Fanfiction SEAL Online (Heart of Sword) Chapter 6: Rindu yang Tak Terbendung
Home »
Cerpen
,
Fanfiction SEAL Online
,
seal online
,
Serba-serbi
» Fanfiction SEAL Online (Heart of Sword) Chapter 6: Rindu yang Tak Terbendung
Cerita ini di adaptasi dari Seal Online yang berlatar belakang dunia Shiltz.
Chapter 6: Rindu yang Tak Terbendung
Aku memainkan bunga peony putih disela-sela jariku, merasa bosan. Sudah tiga jam aku menanti
seseorang yang tak kunjung terlihat batang hidungnya. Kuamati satu-satu penduduk kota yang berada di
bar terbuka ini. Seorang kakek tua duduk di kursi goyang.
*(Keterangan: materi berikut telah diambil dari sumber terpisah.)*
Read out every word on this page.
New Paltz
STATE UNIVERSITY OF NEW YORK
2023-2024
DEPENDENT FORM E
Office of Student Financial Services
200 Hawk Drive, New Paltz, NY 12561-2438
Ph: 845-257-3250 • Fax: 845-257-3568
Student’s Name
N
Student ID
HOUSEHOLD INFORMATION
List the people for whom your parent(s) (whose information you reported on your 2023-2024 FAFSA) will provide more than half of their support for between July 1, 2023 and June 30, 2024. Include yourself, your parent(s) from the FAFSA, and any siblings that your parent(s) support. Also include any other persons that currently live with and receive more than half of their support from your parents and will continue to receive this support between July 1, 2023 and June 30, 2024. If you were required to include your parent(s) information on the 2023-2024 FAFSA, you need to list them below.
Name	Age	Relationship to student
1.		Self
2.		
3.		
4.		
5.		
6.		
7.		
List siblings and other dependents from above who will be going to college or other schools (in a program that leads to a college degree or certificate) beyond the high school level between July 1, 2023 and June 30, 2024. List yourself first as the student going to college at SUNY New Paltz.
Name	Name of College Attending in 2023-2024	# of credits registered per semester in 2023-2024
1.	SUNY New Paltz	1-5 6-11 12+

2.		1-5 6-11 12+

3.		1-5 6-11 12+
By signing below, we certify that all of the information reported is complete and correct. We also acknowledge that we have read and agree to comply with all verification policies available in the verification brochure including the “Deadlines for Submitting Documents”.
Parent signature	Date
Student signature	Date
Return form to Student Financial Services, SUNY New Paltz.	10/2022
Suara berdecit pelan timbul dari kursinya.
Ia bertumpu pada tongkat tua yang dipegangnya erat-erat. Ia sedang berbicara dengan nenek di
hadapannya. Aku mengalihkan pandanganku kepada nenek itu. Ia bertubuh gempal dan tampak murung. Ia
menunjuk seorang bocah kecil di seberang meja, yang kuduga adalah cucunya yang nakal.
“Hei, Halvar. Mengapa kau tidak pergi ke rumah Gunrett saja dan menghampirinya?” tanya seorang
penjaga bar yang rupawan.
Aku mendongak dan mengeluh, “Tidak bisa, Wid. Kau tahu Dean akan membunuhku jika aku menemui
putrinya secara terang-terangan.”
“Hahaha,” tawanya. Ia menyodorkan sebotol vodka kepadaku, “Tetapi seluruh penduduk kota Sevis sudah
mengetahui hubunganmu dengan Gunrett. Aku tidak tahu mengapa Dean mencoba menutupinya.”
“Yeah,” desahku, meneguk bir yang ia berikan, “Ia sangat menyayangi Gunrett.”
“Kau benar. Omong-omong, aku dengar kelompokmu diserang di Hutan Kematian. Maukah kau
menceritakannya padaku?” pintanya, mengganti topik pembicaraan.
“Darimana kau mengetahuinya?”
“Gosip dari Elim. Beberapa penduduk Elim kemari seminggu yang lalu. Mereka menyebarkan rumor tentang
ksatria-ksatria Silon yang kembali dari Hutan Kematian,”
Aku menimbang-nimbang. Wid buru-buru mengoreksi permintaannya, “Tetapi jika itu menyinggung
perasaanmu, lebih baik kau menolaknya.”
“Ah, itu bukan sesuatu yang tidak pantas dibicarakan,” sergahku. Aku meletakkan botol vodka yang
kosong kemudian meraih sepotong biskuit kacang.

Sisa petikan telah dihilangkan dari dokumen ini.